ONCE HE’D EXITED Perylon Hall, Francis found himself in some sort of circular garden. He was sweating, feeling the panic rise in him, but as he picked his way through the garden, he began to think that perhaps chasing the monarch would actually be easier, in the end, than the tension of standing in line. It would be a game of hide-and-seek played in a dreamworld of gleaming white towers and titanic statues. He had seen the king with his own eyes as he strode past the unlucky members of group 17. He was just a man, like Gavigan had said, as if that was supposed to make it easier. Nothing about this day was easy, and it would have to get so much harder before it was over.

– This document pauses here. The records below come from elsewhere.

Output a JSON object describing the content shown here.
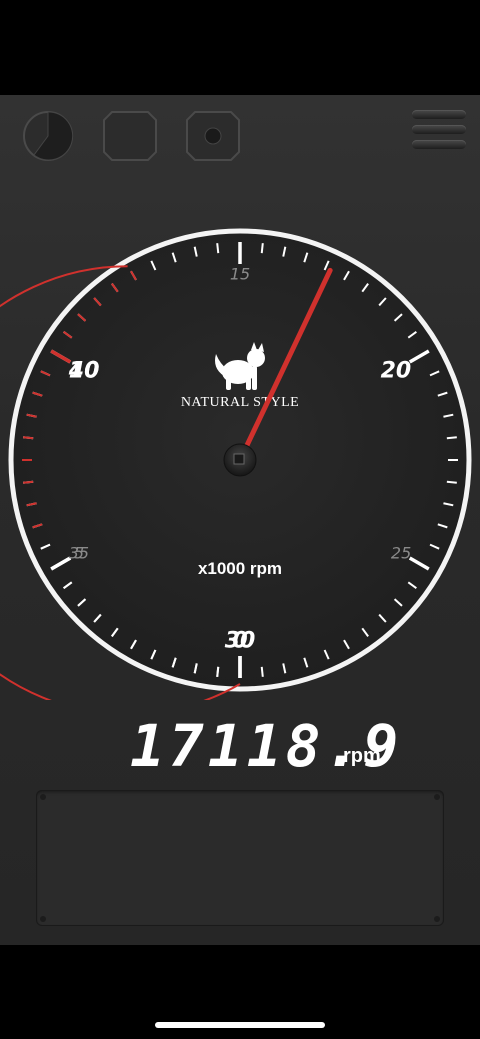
{
  "toolbar": {
    "buttons": [
      {
        "name": "pie-chart-icon"
      },
      {
        "name": "octagon-icon"
      },
      {
        "name": "record-icon"
      }
    ],
    "menu_icon": "hamburger-menu-icon"
  },
  "gauge": {
    "logo_text": "NATURAL STYLE",
    "logo_icon": "cat-icon",
    "unit_label": "x1000 rpm",
    "major_labels": [
      "0",
      "10",
      "20",
      "30",
      "40"
    ],
    "minor_labels": [
      "5",
      "15",
      "25",
      "35"
    ],
    "min": 0,
    "max": 42.5,
    "redline_start": 36,
    "needle_value": 17.1189,
    "colors": {
      "accent": "#d0312d",
      "face": "#242424",
      "tick": "#ffffff",
      "minor_label": "#8a8a8a"
    }
  },
  "readout": {
    "value": "17118.9",
    "unit": "rpm"
  }
}
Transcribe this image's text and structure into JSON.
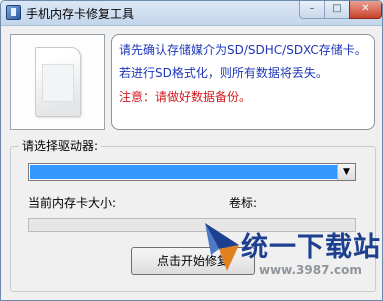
{
  "window": {
    "title": "手机内存卡修复工具"
  },
  "titlebar": {
    "minimize_icon": "minimize-icon",
    "maximize_icon": "maximize-icon",
    "close_icon": "close-icon"
  },
  "card_image": {
    "icon": "sd-card-icon"
  },
  "info": {
    "line1": "请先确认存储媒介为SD/SDHC/SDXC存储卡。",
    "line2": "若进行SD格式化，则所有数据将丢失。",
    "line3": "注意：请做好数据备份。",
    "normal_color": "#1f37b8",
    "warning_color": "#d4191c"
  },
  "drive": {
    "group_label": "请选择驱动器:",
    "selected_value": "",
    "dropdown_icon": "chevron-down-icon"
  },
  "card_size": {
    "label": "当前内存卡大小:"
  },
  "volume": {
    "label": "卷标:"
  },
  "progress": {
    "value": 0
  },
  "actions": {
    "start_label": "点击开始修复"
  },
  "watermark": {
    "title": "统一下载站",
    "url": "www.3987.com",
    "logo_icon": "compass-logo-icon"
  }
}
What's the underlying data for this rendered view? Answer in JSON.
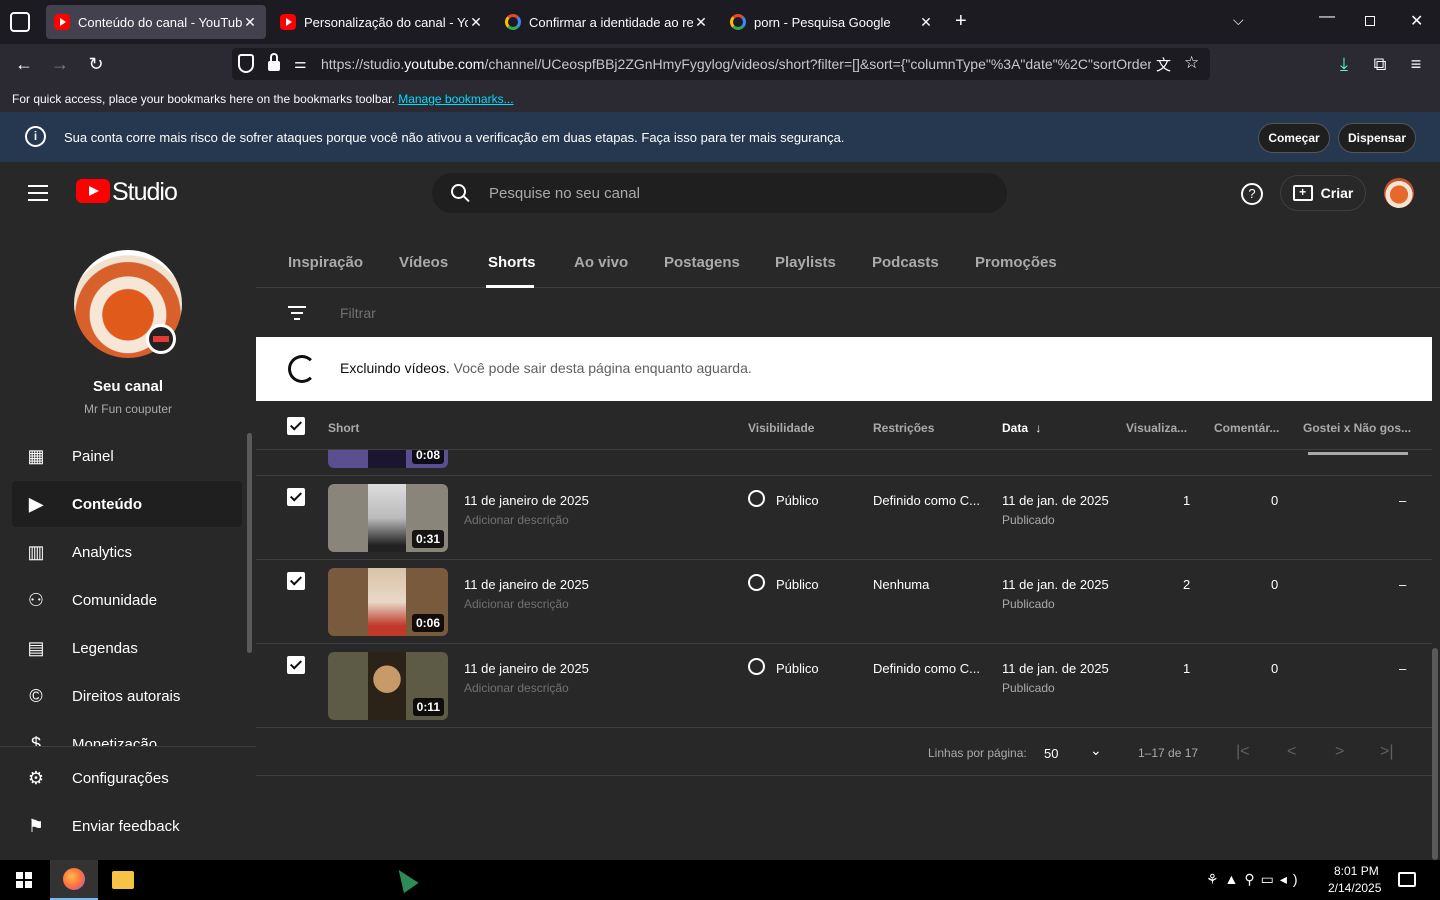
{
  "browser": {
    "tabs": [
      {
        "title": "Conteúdo do canal - YouTube S",
        "favicon": "youtube-icon",
        "active": true
      },
      {
        "title": "Personalização do canal - YouTu",
        "favicon": "youtube-icon",
        "active": false
      },
      {
        "title": "Confirmar a identidade ao realiz",
        "favicon": "google-icon",
        "active": false
      },
      {
        "title": "porn - Pesquisa Google",
        "favicon": "google-icon",
        "active": false
      }
    ],
    "url_prefix": "https://studio.",
    "url_domain": "youtube.com",
    "url_rest": "/channel/UCeospfBBj2ZGnHmyFygylog/videos/short?filter=[]&sort={\"columnType\"%3A\"date\"%2C\"sortOrder",
    "bookmarks_text": "For quick access, place your bookmarks here on the bookmarks toolbar.",
    "bookmarks_link": "Manage bookmarks..."
  },
  "banner": {
    "text": "Sua conta corre mais risco de sofrer ataques porque você não ativou a verificação em duas etapas. Faça isso para ter mais segurança.",
    "start_label": "Começar",
    "dismiss_label": "Dispensar"
  },
  "header": {
    "logo_text": "Studio",
    "search_placeholder": "Pesquise no seu canal",
    "create_label": "Criar"
  },
  "sidebar": {
    "channel_label": "Seu canal",
    "channel_name": "Mr Fun couputer",
    "items": [
      {
        "label": "Painel",
        "icon": "dashboard-icon"
      },
      {
        "label": "Conteúdo",
        "icon": "content-icon",
        "active": true
      },
      {
        "label": "Analytics",
        "icon": "analytics-icon"
      },
      {
        "label": "Comunidade",
        "icon": "community-icon"
      },
      {
        "label": "Legendas",
        "icon": "subtitles-icon"
      },
      {
        "label": "Direitos autorais",
        "icon": "copyright-icon"
      },
      {
        "label": "Monetização",
        "icon": "monetization-icon"
      }
    ],
    "bottom_items": [
      {
        "label": "Configurações",
        "icon": "gear-icon"
      },
      {
        "label": "Enviar feedback",
        "icon": "feedback-icon"
      }
    ]
  },
  "content_tabs": [
    "Inspiração",
    "Vídeos",
    "Shorts",
    "Ao vivo",
    "Postagens",
    "Playlists",
    "Podcasts",
    "Promoções"
  ],
  "active_tab": "Shorts",
  "filter_placeholder": "Filtrar",
  "notice": {
    "bold": "Excluindo vídeos.",
    "text": "Você pode sair desta página enquanto aguarda."
  },
  "table": {
    "headers": {
      "short": "Short",
      "visibility": "Visibilidade",
      "restrictions": "Restrições",
      "date": "Data",
      "views": "Visualiza...",
      "comments": "Comentár...",
      "likes": "Gostei x Não gos..."
    },
    "partial_row_duration": "0:08",
    "rows": [
      {
        "title": "11 de janeiro de 2025",
        "desc": "Adicionar descrição",
        "duration": "0:31",
        "visibility": "Público",
        "restriction": "Definido como C...",
        "date": "11 de jan. de 2025",
        "status": "Publicado",
        "views": "1",
        "comments": "0",
        "likes": "–"
      },
      {
        "title": "11 de janeiro de 2025",
        "desc": "Adicionar descrição",
        "duration": "0:06",
        "visibility": "Público",
        "restriction": "Nenhuma",
        "date": "11 de jan. de 2025",
        "status": "Publicado",
        "views": "2",
        "comments": "0",
        "likes": "–"
      },
      {
        "title": "11 de janeiro de 2025",
        "desc": "Adicionar descrição",
        "duration": "0:11",
        "visibility": "Público",
        "restriction": "Definido como C...",
        "date": "11 de jan. de 2025",
        "status": "Publicado",
        "views": "1",
        "comments": "0",
        "likes": "–"
      }
    ]
  },
  "pager": {
    "rows_label": "Linhas por página:",
    "rows_value": "50",
    "range": "1–17 de 17"
  },
  "taskbar": {
    "time": "8:01 PM",
    "date": "2/14/2025"
  },
  "colors": {
    "accent": "#ff0000",
    "banner": "#263850",
    "surface": "#282828"
  }
}
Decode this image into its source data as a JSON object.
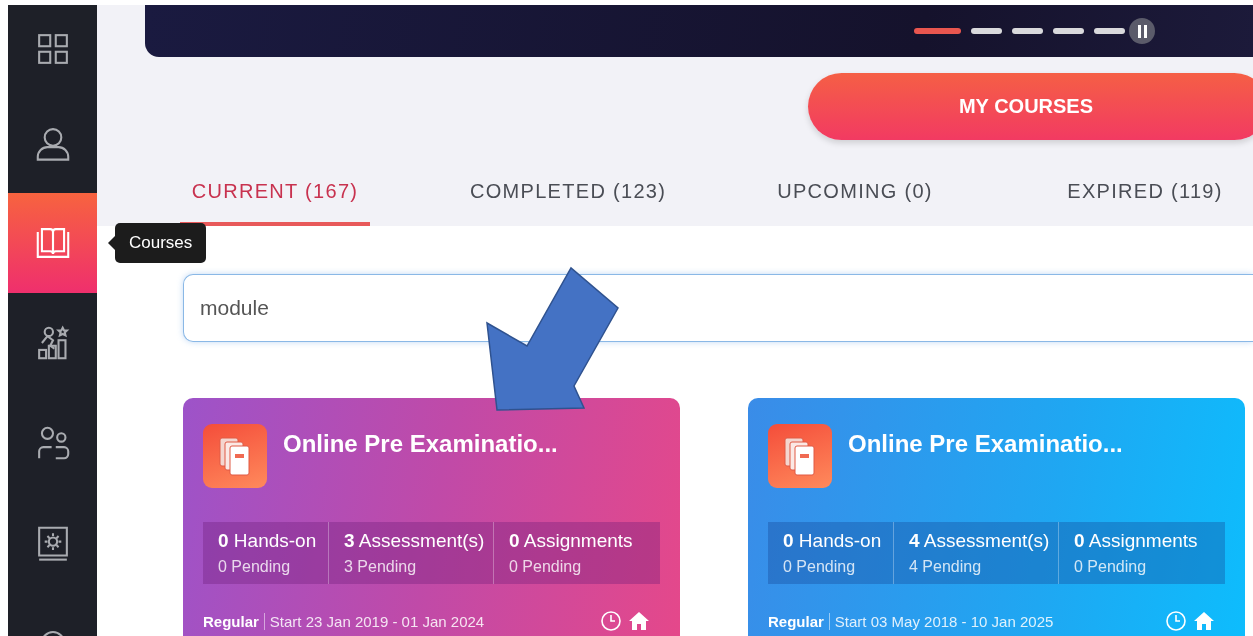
{
  "sidebar": {
    "items": [
      {
        "kind": "grid",
        "selected": false
      },
      {
        "kind": "user",
        "selected": false
      },
      {
        "kind": "book",
        "selected": true,
        "tooltip": "Courses"
      },
      {
        "kind": "achievement",
        "selected": false
      },
      {
        "kind": "users",
        "selected": false
      },
      {
        "kind": "settings",
        "selected": false
      },
      {
        "kind": "circle",
        "selected": false
      }
    ]
  },
  "banner": {
    "slides": [
      {
        "selected": true
      },
      {
        "selected": false
      },
      {
        "selected": false
      },
      {
        "selected": false
      },
      {
        "selected": false
      }
    ]
  },
  "my_courses_button": "MY COURSES",
  "tabs": [
    {
      "label": "CURRENT (167)",
      "selected": true
    },
    {
      "label": "COMPLETED (123)",
      "selected": false
    },
    {
      "label": "UPCOMING (0)",
      "selected": false
    },
    {
      "label": "EXPIRED (119)",
      "selected": false
    }
  ],
  "search": {
    "value": "module"
  },
  "cards": [
    {
      "kind": "purple",
      "title": "Online Pre Examinatio...",
      "stats": [
        {
          "count": "0",
          "label": "Hands-on",
          "pending": "0 Pending"
        },
        {
          "count": "3",
          "label": "Assessment(s)",
          "pending": "3 Pending"
        },
        {
          "count": "0",
          "label": "Assignments",
          "pending": "0 Pending"
        }
      ],
      "type": "Regular",
      "dates": "Start 23 Jan 2019 - 01 Jan 2024"
    },
    {
      "kind": "blue",
      "title": "Online Pre Examinatio...",
      "stats": [
        {
          "count": "0",
          "label": "Hands-on",
          "pending": "0 Pending"
        },
        {
          "count": "4",
          "label": "Assessment(s)",
          "pending": "4 Pending"
        },
        {
          "count": "0",
          "label": "Assignments",
          "pending": "0 Pending"
        }
      ],
      "type": "Regular",
      "dates": "Start 03 May 2018 - 10 Jan 2025"
    }
  ]
}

According to the schedule, the royals would soon begin a slow-motion tour of the fairgrounds. Cronin had told Francis that if the original plan broke down, he should look for the hinges, transitional moments where opportunity lurked: the royal party getting into or out of a car; the protocol-driven hesitation that followed the opening of a door. Franz Ferdinand had been shot when his car took a wrong turn and tried to right itself in a narrow lane. Cronin had told him that the archduke’s assassin had pissed himself before he took the fatal shots. Try to hold your water, will you? he had said. If it was an effort to lighten the mood, then it was Cronin’s one and only attempt at humor.

On a tourist map of the fairgrounds, Cronin had traced the king’s route with a thick line of ink. Xs marked the hinges where Cronin saw the best chance to act, and now Francis could cross-reference the map with the timetable: 1:00 to 1:50, lunch at the Federal Building; 2:19, Canadian Pavilion; 2:40, Australian Pavilion. It was easy enough on paper to find the king, but in the flesh-and-blood world, Francis faced a crowd unlike anything he had seen before, not to mention the legions of police in their blue tunics and Coldstream Guards in their shaggy black bonnets. Pressing his way toward the fair’s main boulevard, he found himself surrounded by a girls’ pipe and drum corps that had just emerged from the Perisphere, which Anisette said contained the city of the future. So the future would have bagpipes; what a shame for the future. Now merely one among the kilted masses, Francis again checked the map. The best thing to do was get in front of the king, and be ready when the moment came. He put his finger on the last X Cronin had drawn: the British Pavilion.

He checked his wristwatch. Off in the Bron-ix, Peggy was now a married woman. In another hour, Martin would start warming up his band. And if Miss Bloch had played her part, Michael would be there too, no longer Sir Malcolm but simply Michael Dempsey again.